Der Meldungsleger konnte im Rahmen der mündlichen Verhandlung keine dezidierte Aussage dazu machen, ob er im gegenständlichen Fall zunächst auf die Ampel und dann auf die ankommenden Fahrzeuge geblickt habe, oder umgekehrt.

In rechtlicher Hinsicht ist auszuführen, daß gemäß § 51i VStG, wenn eine Verhandlung durchgeführt wurde, bei der Fällung des Erkenntnisses nur auf das Rücksicht zu nehmen ist, was in dieser Verhandlung vorgekommen ist.
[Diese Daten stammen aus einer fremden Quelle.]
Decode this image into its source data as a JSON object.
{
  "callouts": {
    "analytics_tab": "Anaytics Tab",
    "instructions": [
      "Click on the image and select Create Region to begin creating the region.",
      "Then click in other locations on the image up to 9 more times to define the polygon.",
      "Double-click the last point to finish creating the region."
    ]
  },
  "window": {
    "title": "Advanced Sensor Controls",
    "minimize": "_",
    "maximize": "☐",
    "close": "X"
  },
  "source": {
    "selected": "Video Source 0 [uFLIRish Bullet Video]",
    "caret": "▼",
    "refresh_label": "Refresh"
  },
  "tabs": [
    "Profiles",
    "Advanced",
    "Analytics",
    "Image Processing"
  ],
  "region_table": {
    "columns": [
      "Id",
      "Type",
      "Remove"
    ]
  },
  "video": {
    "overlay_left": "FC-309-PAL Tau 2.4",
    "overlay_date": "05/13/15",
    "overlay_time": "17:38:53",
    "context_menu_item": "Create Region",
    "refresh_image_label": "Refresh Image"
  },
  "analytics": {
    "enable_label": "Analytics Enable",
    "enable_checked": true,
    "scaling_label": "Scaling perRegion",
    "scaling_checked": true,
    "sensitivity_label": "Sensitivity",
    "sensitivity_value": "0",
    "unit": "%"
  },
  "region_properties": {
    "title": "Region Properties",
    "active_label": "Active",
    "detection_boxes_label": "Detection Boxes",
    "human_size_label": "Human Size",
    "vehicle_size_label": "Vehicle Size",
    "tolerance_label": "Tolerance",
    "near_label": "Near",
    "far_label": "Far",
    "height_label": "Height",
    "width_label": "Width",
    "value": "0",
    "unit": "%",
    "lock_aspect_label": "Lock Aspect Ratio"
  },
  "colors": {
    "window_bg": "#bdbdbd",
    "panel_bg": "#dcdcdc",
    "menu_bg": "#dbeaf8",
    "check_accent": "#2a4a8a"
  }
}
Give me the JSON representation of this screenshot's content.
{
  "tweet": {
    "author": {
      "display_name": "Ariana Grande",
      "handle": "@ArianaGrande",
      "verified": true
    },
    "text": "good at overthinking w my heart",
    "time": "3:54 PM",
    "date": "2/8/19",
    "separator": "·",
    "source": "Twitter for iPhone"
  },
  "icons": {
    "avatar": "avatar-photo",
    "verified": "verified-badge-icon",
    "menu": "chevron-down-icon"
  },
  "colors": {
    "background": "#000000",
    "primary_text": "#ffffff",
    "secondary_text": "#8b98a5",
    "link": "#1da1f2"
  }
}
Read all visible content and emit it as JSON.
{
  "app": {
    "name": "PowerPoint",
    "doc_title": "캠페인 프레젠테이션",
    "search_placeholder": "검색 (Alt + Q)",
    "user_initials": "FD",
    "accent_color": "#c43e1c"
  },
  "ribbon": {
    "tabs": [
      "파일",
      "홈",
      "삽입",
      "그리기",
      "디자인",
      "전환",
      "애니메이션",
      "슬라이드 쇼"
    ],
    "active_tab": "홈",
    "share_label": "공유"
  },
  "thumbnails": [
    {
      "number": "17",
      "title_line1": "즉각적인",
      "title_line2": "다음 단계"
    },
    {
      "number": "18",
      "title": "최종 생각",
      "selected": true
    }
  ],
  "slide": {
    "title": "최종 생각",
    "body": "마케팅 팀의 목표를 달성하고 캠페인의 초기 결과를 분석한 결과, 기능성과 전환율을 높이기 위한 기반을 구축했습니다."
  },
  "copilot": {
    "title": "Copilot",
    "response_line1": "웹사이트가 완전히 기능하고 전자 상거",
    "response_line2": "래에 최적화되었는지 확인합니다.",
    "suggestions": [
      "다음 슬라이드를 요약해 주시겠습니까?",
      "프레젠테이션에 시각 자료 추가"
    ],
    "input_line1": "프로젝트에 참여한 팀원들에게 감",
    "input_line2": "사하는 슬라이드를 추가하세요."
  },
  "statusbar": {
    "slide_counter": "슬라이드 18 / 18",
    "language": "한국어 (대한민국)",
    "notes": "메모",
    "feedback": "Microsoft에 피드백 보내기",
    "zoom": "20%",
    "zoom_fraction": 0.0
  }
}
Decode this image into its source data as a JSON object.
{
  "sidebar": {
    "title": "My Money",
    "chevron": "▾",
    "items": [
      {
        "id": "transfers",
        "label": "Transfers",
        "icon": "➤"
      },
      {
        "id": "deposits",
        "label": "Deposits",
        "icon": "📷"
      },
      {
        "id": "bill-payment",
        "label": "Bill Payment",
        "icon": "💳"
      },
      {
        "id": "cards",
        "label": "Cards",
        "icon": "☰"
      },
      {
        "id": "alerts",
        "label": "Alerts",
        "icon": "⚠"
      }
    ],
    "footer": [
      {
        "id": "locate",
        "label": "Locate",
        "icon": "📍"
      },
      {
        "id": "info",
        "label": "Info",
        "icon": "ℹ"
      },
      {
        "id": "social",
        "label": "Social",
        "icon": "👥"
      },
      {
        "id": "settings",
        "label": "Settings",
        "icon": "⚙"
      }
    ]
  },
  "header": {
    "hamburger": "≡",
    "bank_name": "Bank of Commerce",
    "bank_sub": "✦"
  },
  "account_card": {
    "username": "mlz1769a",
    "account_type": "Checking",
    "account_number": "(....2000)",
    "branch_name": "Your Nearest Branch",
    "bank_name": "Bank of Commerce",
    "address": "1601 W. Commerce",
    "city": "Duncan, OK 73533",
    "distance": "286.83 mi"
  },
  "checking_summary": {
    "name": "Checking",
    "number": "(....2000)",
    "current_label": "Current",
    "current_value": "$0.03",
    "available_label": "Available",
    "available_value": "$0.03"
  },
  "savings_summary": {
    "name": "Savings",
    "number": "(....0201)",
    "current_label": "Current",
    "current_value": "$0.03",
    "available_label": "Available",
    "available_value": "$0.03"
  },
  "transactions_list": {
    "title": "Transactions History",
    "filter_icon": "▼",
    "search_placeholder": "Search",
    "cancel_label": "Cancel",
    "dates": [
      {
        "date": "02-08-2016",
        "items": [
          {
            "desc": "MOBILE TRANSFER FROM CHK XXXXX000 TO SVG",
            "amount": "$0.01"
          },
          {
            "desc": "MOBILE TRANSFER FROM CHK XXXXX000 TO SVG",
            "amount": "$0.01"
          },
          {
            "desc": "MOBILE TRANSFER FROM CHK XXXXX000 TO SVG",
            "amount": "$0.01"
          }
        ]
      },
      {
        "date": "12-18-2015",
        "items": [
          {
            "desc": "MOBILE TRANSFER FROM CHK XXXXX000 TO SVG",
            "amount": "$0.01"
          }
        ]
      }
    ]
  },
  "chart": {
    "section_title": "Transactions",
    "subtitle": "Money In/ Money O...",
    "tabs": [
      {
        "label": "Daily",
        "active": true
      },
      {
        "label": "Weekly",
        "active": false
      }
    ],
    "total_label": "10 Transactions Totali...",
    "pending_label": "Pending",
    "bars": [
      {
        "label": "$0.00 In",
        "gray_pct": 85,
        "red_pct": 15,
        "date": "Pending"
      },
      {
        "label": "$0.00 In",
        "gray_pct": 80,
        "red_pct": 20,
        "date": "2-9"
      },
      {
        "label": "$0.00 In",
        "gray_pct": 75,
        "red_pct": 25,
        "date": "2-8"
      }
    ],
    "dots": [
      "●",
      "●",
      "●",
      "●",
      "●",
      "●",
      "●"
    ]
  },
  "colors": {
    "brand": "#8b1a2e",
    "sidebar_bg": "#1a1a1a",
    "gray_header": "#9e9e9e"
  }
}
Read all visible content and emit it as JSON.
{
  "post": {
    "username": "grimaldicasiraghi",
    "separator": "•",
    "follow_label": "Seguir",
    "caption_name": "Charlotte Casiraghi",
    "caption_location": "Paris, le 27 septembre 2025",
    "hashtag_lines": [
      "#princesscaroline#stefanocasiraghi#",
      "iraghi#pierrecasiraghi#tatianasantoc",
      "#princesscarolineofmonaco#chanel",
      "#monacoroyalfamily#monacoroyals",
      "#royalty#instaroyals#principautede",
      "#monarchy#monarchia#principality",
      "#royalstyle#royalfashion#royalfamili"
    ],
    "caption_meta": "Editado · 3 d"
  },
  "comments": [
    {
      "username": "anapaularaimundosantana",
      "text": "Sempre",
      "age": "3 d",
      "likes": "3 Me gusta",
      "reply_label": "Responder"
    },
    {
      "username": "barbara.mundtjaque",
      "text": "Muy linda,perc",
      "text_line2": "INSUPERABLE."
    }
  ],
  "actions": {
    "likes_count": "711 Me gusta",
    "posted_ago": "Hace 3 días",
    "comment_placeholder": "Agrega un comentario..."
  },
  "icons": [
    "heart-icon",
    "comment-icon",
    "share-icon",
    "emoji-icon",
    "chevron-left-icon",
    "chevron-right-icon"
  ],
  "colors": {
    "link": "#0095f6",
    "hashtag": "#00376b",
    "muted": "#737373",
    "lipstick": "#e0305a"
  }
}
Im gegenständlichen Fall konnte der Meldungsleger keine dezidierte Aussage darüber machen, ob er zunächst auf den PKW und dann auf die umschaltende VLSA geblickt habe oder zuerst auf die VLSA und dann auf den ankommenden PKW. Da gerade die Klärung dieser Frage entscheidungswesentlich gewesen wäre, um in der Folge klären zu können, ob dem Rechtsmittelwerber ein gefahrloses Anhalten vor der Haltelinie überhaupt möglich gewesen wäre, war im Zweifel spruchgemäß zu entscheiden.

zu II.:

Der Ausspruch über den Entfall der Verfahrenskosten ist gesetzlich begründet.

Rechtsmittelbelehrung:

Gegen diesen Bescheid ist kein ordentliches Rechtsmittel zu lässig.

Hinweis:

Gegen diesen Bescheid kann innerhalb von sechs Wochen ab seiner Zustellung eine Beschwerde an den Verfassungsgerichtshof oder an den Verwaltungsgerichtshof erhoben werden; diese muß - von gesetzlichen Ausnahmen abgesehen - jeweils von einem Rechtsanwalt unterschrieben sein.